Well, the White House doesn’t need any help in turning it into a Motel6:
Isn’t this one of the things that the Republicans were all tsky-tongued and teary-eyed about with Clinton? That he was debasing the dignity of his position and of the Executive Mansion by inviting donors to stay overnight in the White House?
Why hasn’t Bush doing the same thing been a big deal?!
Yep, jayjay, that’s right. You’ve apparently got a better memory than most of our fellow Americans. This was a big gripe by the Bush campaign back in 2000, and it was also a favorite complaint of partisan talk show host and 1992 Lincoln Bedroom guest Rush Limbaugh.
Honestly, I don’t see anything wrong with rewarding your political friends with a stay in the Lincoln Bedroom; this practice predates Clinton and the first Bush. However, it’s not a little bit disingenuous that Bush cried blue murder about Clinton having done it, as if it’s something unethical, but was very happy to start sending out invitations as soon as Justice Rehnquist said it was okay.
This is just one more example that all too much that the Bush campaign and administration has gotten worked up about have been non-issues designed to kick up a lot of dust but to make no difference in anything at all. If the media were really “liberal,” or if the media were even neutral, they’d raise questions to Bush like, “In 2000 you promised to ‘restore honor and dignity to the White House.’ One of your points was that President Clinton was selling the Lincoln Bedroom for political favors. Now you’re doing the same thing. How do you justify that?” Of course, the media won’t do that. To be fair, if a media outlet ever did do that they’d be banned from the White House press gallery quicker than you could say “Jeff Gannon,” so this begs the chicken-and-egg question: does the gutlessness of the media beget the White House’s aggressive contempt of the media, or is the White House’s aggressive contempt of the media the reason the media are so gutless?
This is a whole other discussion, I’m sure, but I think it’s safe to say that the media’s gutlessness goes back at least as far as the whole Monica Lewinsky affair, and even further back to the right-wing crybabies of the early 1990s who felt that the media came down hard on them when they were merely scrutinizing them like they would anyone else.
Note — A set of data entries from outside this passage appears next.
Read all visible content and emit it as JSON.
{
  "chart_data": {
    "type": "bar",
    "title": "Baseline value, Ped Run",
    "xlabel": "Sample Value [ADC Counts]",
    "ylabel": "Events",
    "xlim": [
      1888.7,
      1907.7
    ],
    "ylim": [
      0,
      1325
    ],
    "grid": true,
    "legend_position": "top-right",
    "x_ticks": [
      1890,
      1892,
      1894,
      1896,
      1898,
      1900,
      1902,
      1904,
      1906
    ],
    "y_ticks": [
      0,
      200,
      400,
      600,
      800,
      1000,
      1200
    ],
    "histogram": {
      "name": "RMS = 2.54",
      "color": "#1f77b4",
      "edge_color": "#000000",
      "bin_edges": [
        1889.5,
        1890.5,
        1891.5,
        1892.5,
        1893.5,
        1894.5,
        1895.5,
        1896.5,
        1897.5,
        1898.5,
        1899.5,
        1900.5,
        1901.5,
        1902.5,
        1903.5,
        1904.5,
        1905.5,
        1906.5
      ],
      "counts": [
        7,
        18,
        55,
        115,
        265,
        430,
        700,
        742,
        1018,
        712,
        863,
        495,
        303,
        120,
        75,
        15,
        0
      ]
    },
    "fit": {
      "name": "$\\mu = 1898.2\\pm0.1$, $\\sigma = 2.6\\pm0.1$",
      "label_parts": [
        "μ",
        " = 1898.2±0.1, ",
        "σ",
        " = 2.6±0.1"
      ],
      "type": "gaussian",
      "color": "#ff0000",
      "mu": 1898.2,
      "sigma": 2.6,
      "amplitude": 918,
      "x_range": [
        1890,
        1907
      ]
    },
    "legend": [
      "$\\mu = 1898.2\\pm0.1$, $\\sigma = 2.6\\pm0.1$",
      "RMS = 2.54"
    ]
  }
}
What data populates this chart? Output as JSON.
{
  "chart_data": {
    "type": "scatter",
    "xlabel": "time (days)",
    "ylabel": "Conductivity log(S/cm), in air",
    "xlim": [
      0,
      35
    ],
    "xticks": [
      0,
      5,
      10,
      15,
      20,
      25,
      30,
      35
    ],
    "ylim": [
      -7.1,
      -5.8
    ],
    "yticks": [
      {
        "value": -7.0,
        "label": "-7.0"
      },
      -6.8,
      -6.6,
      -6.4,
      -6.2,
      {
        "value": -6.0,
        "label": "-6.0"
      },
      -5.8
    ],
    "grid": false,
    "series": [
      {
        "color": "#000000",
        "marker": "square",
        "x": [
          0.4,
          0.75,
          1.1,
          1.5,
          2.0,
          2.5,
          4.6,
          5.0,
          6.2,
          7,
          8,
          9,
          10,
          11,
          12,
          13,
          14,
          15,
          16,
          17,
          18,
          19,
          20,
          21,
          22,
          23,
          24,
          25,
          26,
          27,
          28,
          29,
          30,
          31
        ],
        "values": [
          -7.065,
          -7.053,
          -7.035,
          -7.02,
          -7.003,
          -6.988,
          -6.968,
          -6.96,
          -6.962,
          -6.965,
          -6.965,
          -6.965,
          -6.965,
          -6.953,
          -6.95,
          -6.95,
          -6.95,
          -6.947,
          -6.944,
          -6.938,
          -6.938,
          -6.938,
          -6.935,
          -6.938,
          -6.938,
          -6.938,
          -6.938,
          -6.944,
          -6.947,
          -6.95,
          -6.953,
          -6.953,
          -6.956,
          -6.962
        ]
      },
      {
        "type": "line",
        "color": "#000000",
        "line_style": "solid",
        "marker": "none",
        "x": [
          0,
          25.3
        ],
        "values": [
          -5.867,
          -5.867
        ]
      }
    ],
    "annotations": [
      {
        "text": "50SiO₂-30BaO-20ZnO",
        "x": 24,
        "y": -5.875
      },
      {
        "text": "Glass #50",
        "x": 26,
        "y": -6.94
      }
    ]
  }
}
Modern right-wing crybabies have cowed the media so successfully that they don’t have to worry about them, and they know that if the media wants a hot story where they can beat up on politicians, they can only go after Democrats if they don’t want unfair accusations of bias to cloud the story. I guess it’s just a matter of time before the Democrats pick up on this game, too, thus rendering open government even more difficult, if not impossible.